Prepared by Carlo Romano, Giorgio Massa and Daniele Conti
By means of 2021 Budget Law (more precisely, Article 1, paragraph 1101, of law no. 178 of 30 December 2020), a number of significant innovations address the field of advance pricing agreements (APAs), both unilateral (i.e. entered into by, and binding, only the resident company and the Italian tax authority) and bilateral and multilateral (i.e. also signed by, and binding, the tax administrations of the countries of tax residence of the foreign affiliates).
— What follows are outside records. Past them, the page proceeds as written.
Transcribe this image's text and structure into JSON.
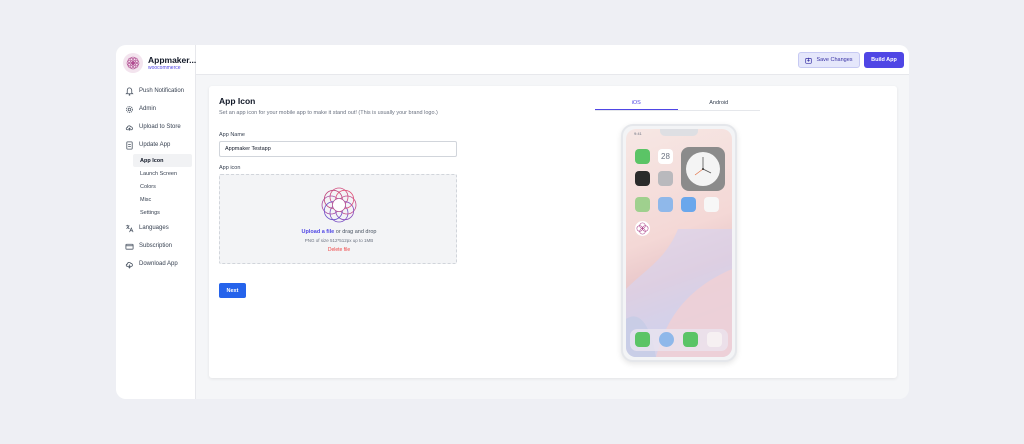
{
  "brand": {
    "name": "Appmaker...",
    "platform": "woocommerce",
    "accent": "#4f46e5"
  },
  "sidebar": {
    "items": [
      {
        "label": "Push Notification",
        "icon": "bell-icon"
      },
      {
        "label": "Admin",
        "icon": "gear-icon"
      },
      {
        "label": "Upload to Store",
        "icon": "cloud-upload-icon"
      },
      {
        "label": "Update App",
        "icon": "document-icon"
      },
      {
        "label": "Languages",
        "icon": "translate-icon"
      },
      {
        "label": "Subscription",
        "icon": "credit-card-icon"
      },
      {
        "label": "Download App",
        "icon": "cloud-download-icon"
      }
    ],
    "subitems": [
      "App Icon",
      "Launch Screen",
      "Colors",
      "Misc",
      "Settings"
    ],
    "active_subitem": "App Icon"
  },
  "topbar": {
    "save_label": "Save Changes",
    "build_label": "Build App"
  },
  "main": {
    "title": "App Icon",
    "description": "Set an app icon for your mobile app to make it stand out! (This is usually your brand logo.)",
    "app_name_label": "App Name",
    "app_name_value": "Appmaker Testapp",
    "app_icon_label": "App icon",
    "upload": {
      "link": "Upload a file",
      "rest": " or drag and drop",
      "hint": "PNG of size 512*512px up to 1MB",
      "delete": "Delete file"
    },
    "next_label": "Next"
  },
  "preview": {
    "tabs": [
      "iOS",
      "Android"
    ],
    "active_tab": "iOS",
    "status_time": "9:41",
    "calendar_day": "28"
  }
}
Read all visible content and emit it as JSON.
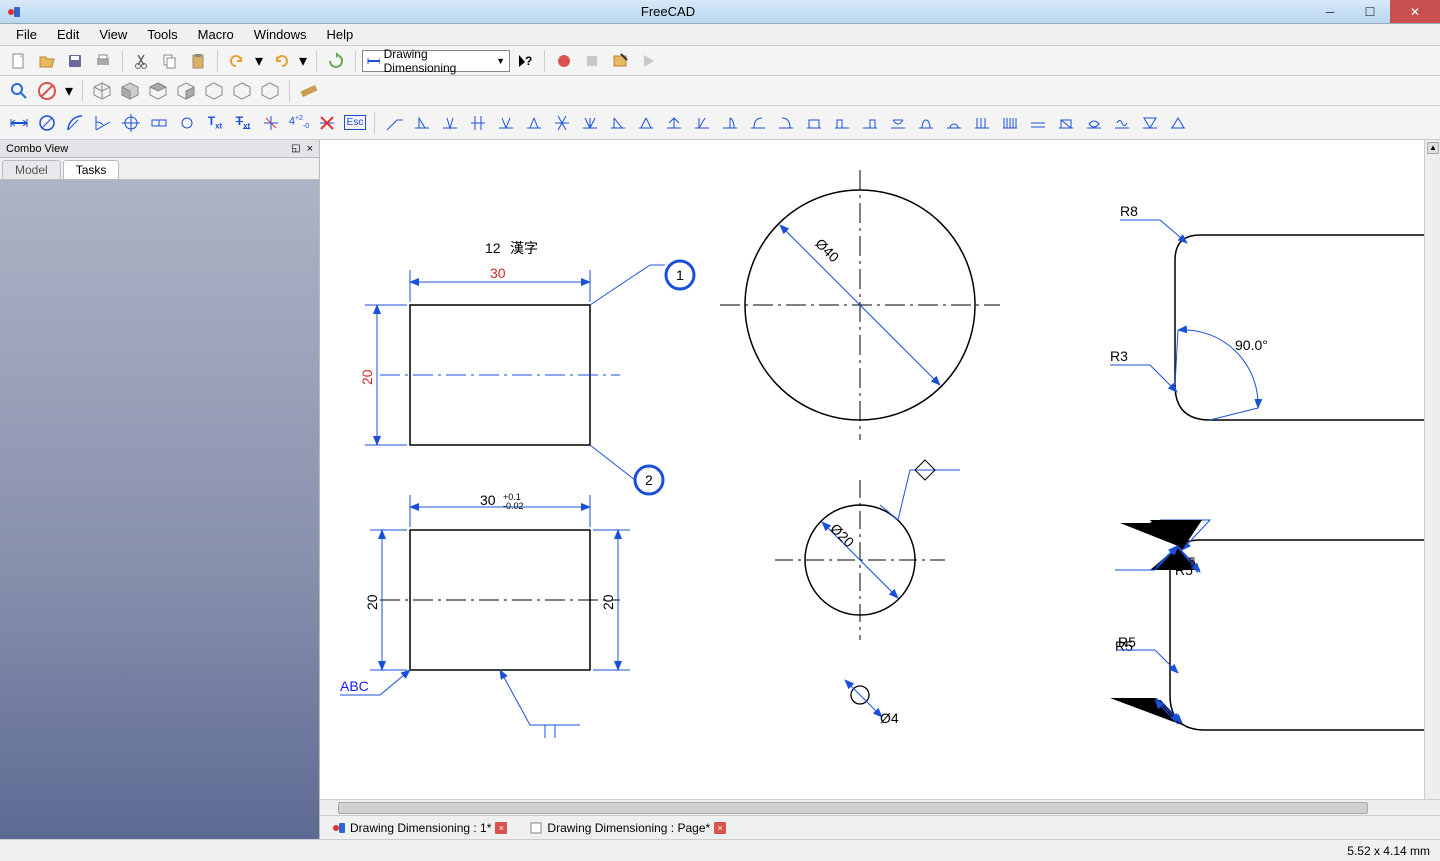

Reshaping the so-called roll-back
The Italian legislator, by opting for a roll-back (in the strict sense of the expression) already provided for in the legislation of other countries, has considerably expanded the possibility of extending the effects of an advance agreement to past years, increasing the appeal of such procedures as an instrument for the prevention of disputes on certain cases of international taxation (transfer pricing, distribution of dividends, interest and royalties, existence and attribution of profits and losses to the permanent establishment, entry and exit taxation).
Under the previous rules, the roll-back (in the broadest meaning) was applicable to unilateral advance agreements, allowing the taxpayer – once the agreement was signed – to consider it retrospectively covering tax periods prior to that of signature but not earlier than the tax period in which the request for the procedure was filed.
On the contrary, as a result of the legislative amendment, starting from 1 January 2021, the effects of the unilateral advance agreements can be extended to all preceding tax periods and for which the tax assessment is not yet time-barred, provided that: (i) there are the same factual and legal circumstances as those grounding the agreement; and that (ii) no access, inspections, tax audits, or other tax assessment activities of which the taxpayer has been formally notified, have begun. This is a faculty recognized to the taxpayer and which is exercised through self-correction of tax payments or by amending tax returns, without however applying the related administrative penalties.
There are no express rules for coordination or conversion relating to currently pending procedures, which, in itself, could lead to evaluations of convenience given that – as mentioned – the previous regulations were limited to a (broadly speaking) roll-back often triggering uncertainty on all the tax periods that could be still assessed and for which no tax inspection or investigation was ongoing. In fact, the risk of discrimination between the requests governed by the new law and the ones already pending calls for a desirable clarification aimed at streamlining the tax periods subject to the pending procedures with the amendments at hand.
Furthermore, the same proper roll-back above described, as from 1 January 2021, is also applicable to the effects of bilateral and multilateral advance agreements. It is therefore recognized – in line with the rules of a number of foreign administrations – the possibility of retrospective effects for those agreements so as to cover previous tax periods, as well as unilateral agreements. However, compared to the latter, and in consideration of the need for coordination with the foreign authority to be involved in the agreement, further conditions are envisaged, namely that (i) the taxpayer has expressly requested the roll-back when seeking for opening the procedure, and that (ii) the other involved tax administrations agree to such roll-back effect. The need for an express request when setting up the procedure (which, as the explanatory report to the draft budget law confirms, is an additional requirement compared to the same roll-back regime envisaged for unilateral agreements) seems to foreclose the eligibility of currently pending (bilateral or multilateral) procedures to the described amendments. In this regards, an administrative clarification is certainly desirable in relation to the case where the roll-back request is made, or otherwise conveyed, by the foreign administrations involved in the procedure: in fact, as in Italy there is no express legal basis for bi- and multilateral advance agreements and given that, for this purpose, reference is made to double tax treaty law background for mutual agreement procedures, such roll-back matters may theoretically be subject to agreement between the involved authorities in the procedure.
Additionally, further legislative amendment would be appropriate so as to streamline pending procedures and therefore allow taxpayers to seek for the roll-back also in such contexts. That would avoid the discrimination already described with reference to unilateral agreements.
Contributing to the costs of the procedure for bilateral and multilateral agreements
Moreover, 2021 Budget Law further amends the requirements for access to bilateral and multilateral advance agreements, as the said law includes the payment of a fee based on the total turnover of the group:
- EUR 10,000 where group turnover amounts to less than 100 million;
- EUR 30,000 if group turnover ranges from 100 million to 750 million;
- EUR 50,000 in case of group turnover exceeding 750 million.
Those fees are halved if the taxpayer’s request is aimed at renewing a prior agreement.
The legislation at stake is inspired by the need for sharing the costs of the procedure, as also envisaged in other countries, such as Germany, the United States, Luxembourg, Portugal, Sweden, Croatia, the Czech Republic and Hungary.
Of course, those fees, which appear significant, should hopefully count towards the rapid conclusion of the procedures at hand.
In this respect, the adoption of implementing measures is demanded to a regulation to be issued by the Director of the Revenue Agency.